Film très émouvant, L’Histoire officielle mêle avec une dextérité qui force l’admiration l’histoire d’Alicia et l’histoire de l’Argentine, des images de fiction et des plans des manifestations des Grands-Mères de la Place de Mai (sans qu’il soit possible de distinguer les unes des autres, étonnante fluidité formelle, très rare dans le genre du drame historique, a fortiori semi-documentaire). Puenzo fait tous les choix justes pour raconter son récit, qui se déroule à la fin de la dictature, dans cet entre-deux où les anciens complices peinent à réaliser que le monde change et résistent à ce changement (l’équipe du film reçut d’ailleurs des menaces de mort – si bien que le tournage fut interrompu et reprit en secret, Puenzo utilisant son propre appartement pour filmer les scènes se déroulant chez Alicia et filmant de véritables manifestations sans autorisation), où rien n’est noir et blanc, où des situations inextricables doivent se dénouer sans qu’une solution juste apparaisse.

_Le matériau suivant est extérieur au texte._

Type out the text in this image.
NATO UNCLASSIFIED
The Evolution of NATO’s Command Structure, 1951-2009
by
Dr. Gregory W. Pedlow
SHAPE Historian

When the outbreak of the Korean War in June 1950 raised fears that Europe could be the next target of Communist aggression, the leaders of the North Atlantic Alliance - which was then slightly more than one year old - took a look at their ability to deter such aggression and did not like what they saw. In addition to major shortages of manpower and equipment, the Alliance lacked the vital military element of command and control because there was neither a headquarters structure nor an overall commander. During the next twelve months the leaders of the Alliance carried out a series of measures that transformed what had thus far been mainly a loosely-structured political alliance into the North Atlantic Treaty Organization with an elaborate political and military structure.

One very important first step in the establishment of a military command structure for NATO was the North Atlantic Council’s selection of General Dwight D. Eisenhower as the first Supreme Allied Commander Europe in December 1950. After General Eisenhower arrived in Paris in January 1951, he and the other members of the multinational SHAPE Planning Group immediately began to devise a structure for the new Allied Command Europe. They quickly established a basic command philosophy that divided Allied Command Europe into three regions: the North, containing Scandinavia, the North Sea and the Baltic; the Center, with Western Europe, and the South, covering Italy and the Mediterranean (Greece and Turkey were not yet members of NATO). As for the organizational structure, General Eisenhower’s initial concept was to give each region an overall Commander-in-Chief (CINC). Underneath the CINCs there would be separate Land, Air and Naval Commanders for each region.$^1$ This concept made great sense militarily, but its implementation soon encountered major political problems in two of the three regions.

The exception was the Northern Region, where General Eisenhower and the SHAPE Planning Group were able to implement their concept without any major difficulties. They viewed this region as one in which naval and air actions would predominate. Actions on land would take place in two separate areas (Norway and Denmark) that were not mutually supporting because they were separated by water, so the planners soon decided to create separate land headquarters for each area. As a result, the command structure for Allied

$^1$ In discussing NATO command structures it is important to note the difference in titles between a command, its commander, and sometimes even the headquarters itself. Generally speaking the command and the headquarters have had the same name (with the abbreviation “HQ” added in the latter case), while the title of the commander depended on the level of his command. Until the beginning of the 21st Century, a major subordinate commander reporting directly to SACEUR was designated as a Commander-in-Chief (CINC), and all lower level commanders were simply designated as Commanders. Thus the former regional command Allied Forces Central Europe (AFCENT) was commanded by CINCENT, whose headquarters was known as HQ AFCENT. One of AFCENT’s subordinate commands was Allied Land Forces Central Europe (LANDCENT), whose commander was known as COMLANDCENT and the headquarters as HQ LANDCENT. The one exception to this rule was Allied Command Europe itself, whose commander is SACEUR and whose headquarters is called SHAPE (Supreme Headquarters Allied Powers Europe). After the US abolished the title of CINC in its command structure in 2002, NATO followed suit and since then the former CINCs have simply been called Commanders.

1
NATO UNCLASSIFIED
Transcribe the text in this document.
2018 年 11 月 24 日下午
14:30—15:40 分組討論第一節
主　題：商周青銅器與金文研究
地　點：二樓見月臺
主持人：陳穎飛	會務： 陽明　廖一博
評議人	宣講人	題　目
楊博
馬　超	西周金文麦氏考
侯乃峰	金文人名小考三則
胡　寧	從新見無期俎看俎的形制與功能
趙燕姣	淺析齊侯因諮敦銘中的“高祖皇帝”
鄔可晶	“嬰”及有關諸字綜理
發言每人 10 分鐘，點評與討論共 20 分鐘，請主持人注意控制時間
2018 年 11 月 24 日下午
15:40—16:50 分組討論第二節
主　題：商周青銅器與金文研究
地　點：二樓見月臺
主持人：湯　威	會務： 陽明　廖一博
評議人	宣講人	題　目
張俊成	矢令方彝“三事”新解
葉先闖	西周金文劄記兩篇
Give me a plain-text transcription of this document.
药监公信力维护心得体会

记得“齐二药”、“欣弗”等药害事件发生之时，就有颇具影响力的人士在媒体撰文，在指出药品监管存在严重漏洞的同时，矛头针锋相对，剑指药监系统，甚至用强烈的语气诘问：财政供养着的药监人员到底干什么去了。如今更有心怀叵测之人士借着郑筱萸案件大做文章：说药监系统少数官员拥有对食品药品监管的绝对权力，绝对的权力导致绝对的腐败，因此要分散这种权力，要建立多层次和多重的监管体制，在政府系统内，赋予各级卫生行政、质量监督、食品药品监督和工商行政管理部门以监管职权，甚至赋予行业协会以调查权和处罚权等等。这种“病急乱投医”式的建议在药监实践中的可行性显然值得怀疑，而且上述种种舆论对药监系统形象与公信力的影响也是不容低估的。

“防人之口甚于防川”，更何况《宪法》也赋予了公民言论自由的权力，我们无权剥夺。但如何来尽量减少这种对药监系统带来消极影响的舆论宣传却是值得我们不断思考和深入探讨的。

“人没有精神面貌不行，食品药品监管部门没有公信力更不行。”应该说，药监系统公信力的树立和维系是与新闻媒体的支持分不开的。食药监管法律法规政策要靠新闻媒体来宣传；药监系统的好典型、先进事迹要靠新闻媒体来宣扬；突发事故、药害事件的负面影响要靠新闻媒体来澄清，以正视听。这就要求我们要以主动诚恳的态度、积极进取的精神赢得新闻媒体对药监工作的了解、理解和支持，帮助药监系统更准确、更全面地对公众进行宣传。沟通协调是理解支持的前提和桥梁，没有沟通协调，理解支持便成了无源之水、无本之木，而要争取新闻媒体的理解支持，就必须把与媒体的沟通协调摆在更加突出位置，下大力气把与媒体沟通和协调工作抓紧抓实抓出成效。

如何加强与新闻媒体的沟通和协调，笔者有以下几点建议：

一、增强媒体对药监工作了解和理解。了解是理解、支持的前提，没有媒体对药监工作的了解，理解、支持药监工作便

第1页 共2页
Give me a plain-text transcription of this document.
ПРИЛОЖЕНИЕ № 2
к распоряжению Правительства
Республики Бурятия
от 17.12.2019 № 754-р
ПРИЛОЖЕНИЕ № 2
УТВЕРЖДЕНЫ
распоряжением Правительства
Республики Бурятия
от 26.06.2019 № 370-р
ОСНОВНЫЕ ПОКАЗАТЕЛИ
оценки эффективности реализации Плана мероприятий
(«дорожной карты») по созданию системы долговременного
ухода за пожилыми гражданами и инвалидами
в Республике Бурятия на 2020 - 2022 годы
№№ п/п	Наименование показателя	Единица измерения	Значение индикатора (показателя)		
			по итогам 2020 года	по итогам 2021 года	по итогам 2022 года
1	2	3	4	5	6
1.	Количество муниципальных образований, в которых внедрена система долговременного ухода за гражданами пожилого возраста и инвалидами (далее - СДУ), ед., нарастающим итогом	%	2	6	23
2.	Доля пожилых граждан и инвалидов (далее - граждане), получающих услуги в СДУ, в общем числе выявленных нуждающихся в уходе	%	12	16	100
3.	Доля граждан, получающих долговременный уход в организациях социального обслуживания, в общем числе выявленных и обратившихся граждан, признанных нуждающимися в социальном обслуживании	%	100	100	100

Tout d’abord, il décide de ne pas relater son histoire du point de vue de la grand-mère d’un enfant disparu ; s’il l’avait fait, le film aurait pris un caractère unilatéral, car le spectateur aurait immédiatement pris fait et cause pour la grand-mère sans se soucier du point de vue de la mère ayant adopté l’enfant sans connaitre la vérité. En choisissant de raconter l’histoire du point de vue d’Alicia, Puenzo rend compte de la difficulté de la situation : car une fois qu’il est acquis que Gaby est une enfant disparue, quelle solution trouver qui soit satisfaisante ? Il n’y en a pas : la rendre à sa grand-mère biologique la priverait d’une mère une seconde fois ; dénier tout droit à cette grand-mère serait refuser de réparer les conséquences du crime originel.
Ensuite, à travers Alicia, Puenzo montre une femme qui n’avait pas perçu la réalité de la dictature, non pas car elle en était complice, mais parce qu’elle était elle-même victime de l’Histoire officielle, de la propagande du régime qui faisait croire qu’il luttait contre des éléments séditieux voulant détruire l’Argentine et cachait les tortures qu’il infligeait arbitrairement (l’Histoire réelle). Et puis, comment ne pas voir aussi qu’Alicia, qui vivait dans un bel appartement de Buenos Aires aux cotés d’un homme qui lui savait, ne voulait pas savoir, fermait inconsciemment les yeux sur certaines choses, de peur sans doute de gâcher son bonheur ? Un comportement peut-être égoïste mais si humain, dont les propagandistes ont toujours su tirer parti par leurs mensonges et leur absence de scrupules. Un autre qui taisait ses scrupules, c’était Roberto, le mari d’Alicia : lui savait d’où venait Gaby, lui était un soutien du régime ne pouvant se prévaloir de son ignorance, appartenant à cette catégorie d’hommes qui font des affaires en temps de dictature, sans voler ni torturer directement, mais qui par leur connaissance même des tortures et des vols commis et leur acquiescement silencieux, sont complices des bourreaux, deviennent des rouages de la machine aveugle de la dictature, de peur de perdre les avantages matériels qu’ils en retirent. Qui est responsable ? Telle est la question qui se pose au sortir d’une dictature. Le père de Roberto connait les compromissions de son fils et lors d’un déjeuner familial, les éclats de voix entre père, fils et frère prennent des tons accusatoires, prémices de réglements de compte à venir – lors des guerres civiles, ouvertes ou larvées, la guerre entre dans les familles. Tout cela, Alicia le réalise progressivement et le film raconte comment elle enlève peu à peu le bandeau qui recouvrait ses yeux, comment elle décide de partir en quête des véritables parents de sa fille.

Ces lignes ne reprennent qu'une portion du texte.